School is out. Warmer weather has returned. Picnics. BBQ’s. Vacation. So much excitement comes during the summer months, including swim time.
I grew up in a home with a pool out back. As a kid, we spent many of our summer days swimming in the pool or heading over to the nearby ocean beaches with lunches packed. Swimming was an integral part of our summer and rarely did a day go by that did not involve water of some kind.
Then I hit adolesence and become aware of my body. Things didn’t grow quite evenly and on top of the normal, natural teenage self-conciousness, I now had to deal with the added issues of a very obvious body deformaty. I began wearing a shirt over my bathing suit and swimming became less and less fun. Eventually swimming lost all interest to me.
To this day I do not own a bathing suit. For the very few times I might go swimming in a summer, I hop in with shorts and a shirt. Such attire is less revealing and since I swim so infrequently, it is a perfectly reasonable excuse to not own a bathing suit.
But I have trouble distinguishing between how much of my distaste for swimming comes from PS and how much is a dislike for getting wet, apart from PS.
Mondays are “swim day” amongst my local friends. We all gather at the house of one friend and the kids swim all afternoon. Some of the moms also jump in; most of the moms sport a bathing suit of some sort and at least stick their feet in at some point. I’m quite content to sit in the shade and supervise. I may put my feet in for a while, but that’s only if I’m chatting with a friend who is doing the same. Aside from that, I’m quite content to have that conversation sitting in chairs, dry, in the shade.

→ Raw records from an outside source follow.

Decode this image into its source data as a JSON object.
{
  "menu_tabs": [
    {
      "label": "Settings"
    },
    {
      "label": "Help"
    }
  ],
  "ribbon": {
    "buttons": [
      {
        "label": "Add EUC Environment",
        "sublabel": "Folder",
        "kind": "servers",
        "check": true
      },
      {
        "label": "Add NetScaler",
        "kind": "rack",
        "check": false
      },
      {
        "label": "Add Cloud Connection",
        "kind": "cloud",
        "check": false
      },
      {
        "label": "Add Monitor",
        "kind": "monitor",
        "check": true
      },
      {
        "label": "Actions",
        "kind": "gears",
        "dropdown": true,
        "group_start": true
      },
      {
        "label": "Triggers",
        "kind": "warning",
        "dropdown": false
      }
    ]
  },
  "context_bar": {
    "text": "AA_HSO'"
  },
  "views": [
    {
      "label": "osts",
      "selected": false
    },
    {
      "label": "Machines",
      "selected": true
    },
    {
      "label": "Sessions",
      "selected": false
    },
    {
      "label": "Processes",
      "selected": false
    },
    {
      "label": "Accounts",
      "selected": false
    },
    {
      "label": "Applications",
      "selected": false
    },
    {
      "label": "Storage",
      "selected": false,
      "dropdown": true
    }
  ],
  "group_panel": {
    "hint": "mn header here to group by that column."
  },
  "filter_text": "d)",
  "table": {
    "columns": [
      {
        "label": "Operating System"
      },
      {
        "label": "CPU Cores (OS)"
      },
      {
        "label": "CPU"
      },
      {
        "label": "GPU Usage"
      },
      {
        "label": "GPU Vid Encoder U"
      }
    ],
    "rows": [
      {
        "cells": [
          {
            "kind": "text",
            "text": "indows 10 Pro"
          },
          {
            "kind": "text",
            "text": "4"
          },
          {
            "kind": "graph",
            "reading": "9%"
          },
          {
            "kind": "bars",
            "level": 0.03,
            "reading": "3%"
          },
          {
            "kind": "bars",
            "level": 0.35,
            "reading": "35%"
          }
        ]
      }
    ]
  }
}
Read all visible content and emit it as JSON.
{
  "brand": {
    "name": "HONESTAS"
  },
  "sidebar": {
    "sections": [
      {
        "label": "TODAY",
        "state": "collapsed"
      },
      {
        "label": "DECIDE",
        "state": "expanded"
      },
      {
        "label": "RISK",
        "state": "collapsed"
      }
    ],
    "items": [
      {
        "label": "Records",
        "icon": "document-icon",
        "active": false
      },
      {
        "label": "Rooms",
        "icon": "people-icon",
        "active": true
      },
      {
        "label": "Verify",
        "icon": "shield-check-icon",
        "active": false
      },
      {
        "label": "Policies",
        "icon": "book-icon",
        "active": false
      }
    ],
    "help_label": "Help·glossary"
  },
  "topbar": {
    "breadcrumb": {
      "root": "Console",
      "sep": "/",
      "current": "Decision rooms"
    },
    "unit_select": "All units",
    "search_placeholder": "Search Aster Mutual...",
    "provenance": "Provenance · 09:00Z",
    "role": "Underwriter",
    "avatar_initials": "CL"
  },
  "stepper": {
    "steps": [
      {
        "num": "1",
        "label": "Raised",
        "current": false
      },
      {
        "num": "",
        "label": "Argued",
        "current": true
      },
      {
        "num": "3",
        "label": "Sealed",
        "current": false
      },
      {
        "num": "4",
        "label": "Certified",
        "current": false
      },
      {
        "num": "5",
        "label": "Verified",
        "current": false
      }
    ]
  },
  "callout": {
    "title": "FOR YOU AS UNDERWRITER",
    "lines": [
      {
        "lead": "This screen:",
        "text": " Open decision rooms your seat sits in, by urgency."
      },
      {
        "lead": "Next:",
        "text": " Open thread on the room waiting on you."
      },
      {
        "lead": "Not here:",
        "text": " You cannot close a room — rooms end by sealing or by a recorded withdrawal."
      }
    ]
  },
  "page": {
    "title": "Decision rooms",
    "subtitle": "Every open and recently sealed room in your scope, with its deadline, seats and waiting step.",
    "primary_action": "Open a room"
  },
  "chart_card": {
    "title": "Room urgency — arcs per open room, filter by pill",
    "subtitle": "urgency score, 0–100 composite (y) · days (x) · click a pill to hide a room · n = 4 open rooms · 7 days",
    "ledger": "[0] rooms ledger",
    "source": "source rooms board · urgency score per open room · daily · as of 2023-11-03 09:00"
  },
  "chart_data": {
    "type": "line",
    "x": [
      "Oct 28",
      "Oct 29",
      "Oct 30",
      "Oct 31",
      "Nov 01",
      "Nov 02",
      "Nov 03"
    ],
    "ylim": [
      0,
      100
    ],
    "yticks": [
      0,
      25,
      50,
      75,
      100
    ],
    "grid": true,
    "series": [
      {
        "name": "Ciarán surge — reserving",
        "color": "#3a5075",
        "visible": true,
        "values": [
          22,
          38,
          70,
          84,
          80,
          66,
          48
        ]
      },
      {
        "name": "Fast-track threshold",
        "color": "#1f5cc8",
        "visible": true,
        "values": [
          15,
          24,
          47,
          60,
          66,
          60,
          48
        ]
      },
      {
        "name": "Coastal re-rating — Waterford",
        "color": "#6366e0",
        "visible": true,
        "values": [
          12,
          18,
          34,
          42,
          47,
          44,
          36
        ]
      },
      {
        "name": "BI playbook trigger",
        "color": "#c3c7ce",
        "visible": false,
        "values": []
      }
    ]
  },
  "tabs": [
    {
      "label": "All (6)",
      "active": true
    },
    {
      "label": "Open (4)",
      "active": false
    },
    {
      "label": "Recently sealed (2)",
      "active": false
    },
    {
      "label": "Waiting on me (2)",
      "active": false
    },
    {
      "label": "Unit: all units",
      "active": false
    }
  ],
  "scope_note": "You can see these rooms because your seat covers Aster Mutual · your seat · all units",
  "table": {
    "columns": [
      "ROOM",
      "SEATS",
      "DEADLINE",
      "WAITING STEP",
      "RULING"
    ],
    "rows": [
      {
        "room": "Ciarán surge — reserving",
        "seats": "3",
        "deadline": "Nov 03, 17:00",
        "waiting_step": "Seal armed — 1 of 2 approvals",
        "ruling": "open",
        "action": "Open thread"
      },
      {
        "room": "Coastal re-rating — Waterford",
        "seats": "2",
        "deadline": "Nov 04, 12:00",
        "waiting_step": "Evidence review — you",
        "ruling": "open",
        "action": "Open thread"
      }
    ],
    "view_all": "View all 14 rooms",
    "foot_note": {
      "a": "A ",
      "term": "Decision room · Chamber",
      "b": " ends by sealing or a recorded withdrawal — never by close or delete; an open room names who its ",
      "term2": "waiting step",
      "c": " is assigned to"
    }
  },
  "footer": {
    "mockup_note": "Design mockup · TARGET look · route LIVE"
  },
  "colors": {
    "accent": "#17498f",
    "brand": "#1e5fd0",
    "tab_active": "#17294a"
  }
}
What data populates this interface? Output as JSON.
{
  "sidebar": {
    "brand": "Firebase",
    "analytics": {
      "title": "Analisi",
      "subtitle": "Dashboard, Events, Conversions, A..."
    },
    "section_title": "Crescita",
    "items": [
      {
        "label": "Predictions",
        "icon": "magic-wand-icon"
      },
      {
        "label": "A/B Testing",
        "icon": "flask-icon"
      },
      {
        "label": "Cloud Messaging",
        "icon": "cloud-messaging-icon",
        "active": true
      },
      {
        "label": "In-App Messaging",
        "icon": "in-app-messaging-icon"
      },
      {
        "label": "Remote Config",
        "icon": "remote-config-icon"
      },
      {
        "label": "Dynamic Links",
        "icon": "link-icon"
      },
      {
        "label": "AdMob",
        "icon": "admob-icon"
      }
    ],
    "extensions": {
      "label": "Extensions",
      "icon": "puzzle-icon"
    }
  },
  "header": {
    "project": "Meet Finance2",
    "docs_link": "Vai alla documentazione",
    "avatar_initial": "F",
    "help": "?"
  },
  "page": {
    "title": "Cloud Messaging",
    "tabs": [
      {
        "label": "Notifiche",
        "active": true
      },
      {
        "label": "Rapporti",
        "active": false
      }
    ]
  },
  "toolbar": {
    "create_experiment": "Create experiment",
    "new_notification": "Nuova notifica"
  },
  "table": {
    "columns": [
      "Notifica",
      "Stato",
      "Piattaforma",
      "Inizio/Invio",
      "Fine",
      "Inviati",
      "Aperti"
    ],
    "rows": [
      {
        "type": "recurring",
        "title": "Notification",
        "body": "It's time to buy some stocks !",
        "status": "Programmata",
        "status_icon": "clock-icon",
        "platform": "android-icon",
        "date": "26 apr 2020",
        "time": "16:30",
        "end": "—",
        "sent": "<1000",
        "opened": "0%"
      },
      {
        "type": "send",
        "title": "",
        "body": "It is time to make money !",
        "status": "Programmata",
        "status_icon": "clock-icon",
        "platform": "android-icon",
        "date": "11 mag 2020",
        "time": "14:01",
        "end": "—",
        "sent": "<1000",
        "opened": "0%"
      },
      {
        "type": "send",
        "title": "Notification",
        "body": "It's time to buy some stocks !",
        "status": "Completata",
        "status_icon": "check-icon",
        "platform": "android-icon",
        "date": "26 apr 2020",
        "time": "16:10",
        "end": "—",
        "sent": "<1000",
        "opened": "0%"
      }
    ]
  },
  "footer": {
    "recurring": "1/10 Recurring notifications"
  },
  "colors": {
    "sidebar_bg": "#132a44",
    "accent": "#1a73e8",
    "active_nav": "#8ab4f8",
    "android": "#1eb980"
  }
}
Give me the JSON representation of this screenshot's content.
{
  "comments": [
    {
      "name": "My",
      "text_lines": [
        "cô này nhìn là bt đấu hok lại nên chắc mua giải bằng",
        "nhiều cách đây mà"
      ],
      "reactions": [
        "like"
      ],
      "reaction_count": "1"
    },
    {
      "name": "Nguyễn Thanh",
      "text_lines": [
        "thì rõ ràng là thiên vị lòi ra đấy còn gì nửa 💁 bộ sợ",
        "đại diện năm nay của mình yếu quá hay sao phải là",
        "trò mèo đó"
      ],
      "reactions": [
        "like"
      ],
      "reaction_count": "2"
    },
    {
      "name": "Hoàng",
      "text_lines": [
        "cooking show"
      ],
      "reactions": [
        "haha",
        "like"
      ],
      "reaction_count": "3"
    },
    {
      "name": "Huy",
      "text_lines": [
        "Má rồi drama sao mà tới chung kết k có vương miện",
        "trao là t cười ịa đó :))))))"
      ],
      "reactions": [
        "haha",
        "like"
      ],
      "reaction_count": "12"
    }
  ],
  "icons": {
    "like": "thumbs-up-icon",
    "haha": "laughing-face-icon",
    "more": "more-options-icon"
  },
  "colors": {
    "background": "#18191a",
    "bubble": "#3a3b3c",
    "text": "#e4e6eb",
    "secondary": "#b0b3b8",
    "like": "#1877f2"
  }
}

Yesterday I was asked by the host/pool owner if I even own a bathing suit. My kids and I are at her house often, not just on pool day. In contrast to me, my kids are little fish. Pure logic led her to inquire as to whether I don’t swim by choice or due to a lack of bathing suit. My response to her, and to anyone that asks, is, “I get wet every morning in the shower, that’s enough for me.”
I often ponder different scenarios: if I was completely alone, no one else around, would I go in the pool then? Maybe. Possibly more often than I do now, but not for very long. I’d much rather not have the fuss of having to dry off afterwards. And if the water is shockingly cold, I see no point.
Last summer my kids and I embarked on a cross-country road trip. One of our stops was Big Bend National Park in Texas. We endured a grueling hike in the intense Texas heat for the promise of a hot springs when we finished. We finally arrived at the hot springs and I waded into the water in my shorts and shirt. The water was wonderfully warm and was quite relaxing as I sat back and rested against the stone walls.
Another stop on our trip was the coast of San Diego to visit my brother and sister-in-law. They live a short walk from the ocean so many of our days were spend on the shore, with my brother wrangling my 4 kids in the waves. I was quite content to watch from the sand, but allowed myself to be coaxed in at one point by a cute 3-year-old boy wanting Mommy to come play in the water. The water was warm enough that I wasn’t completely deterred, but I had little personal enjoyment in the activity, aside from the joy it brought my son.
So how much of my dislike of swimming is a direct result of PS?
I simply do not know. And I’m not so sure that it matters anyway. We all have likes and dislikes and that is okay. I generally, in most circumstances, dislike swimming and I’m not the only one.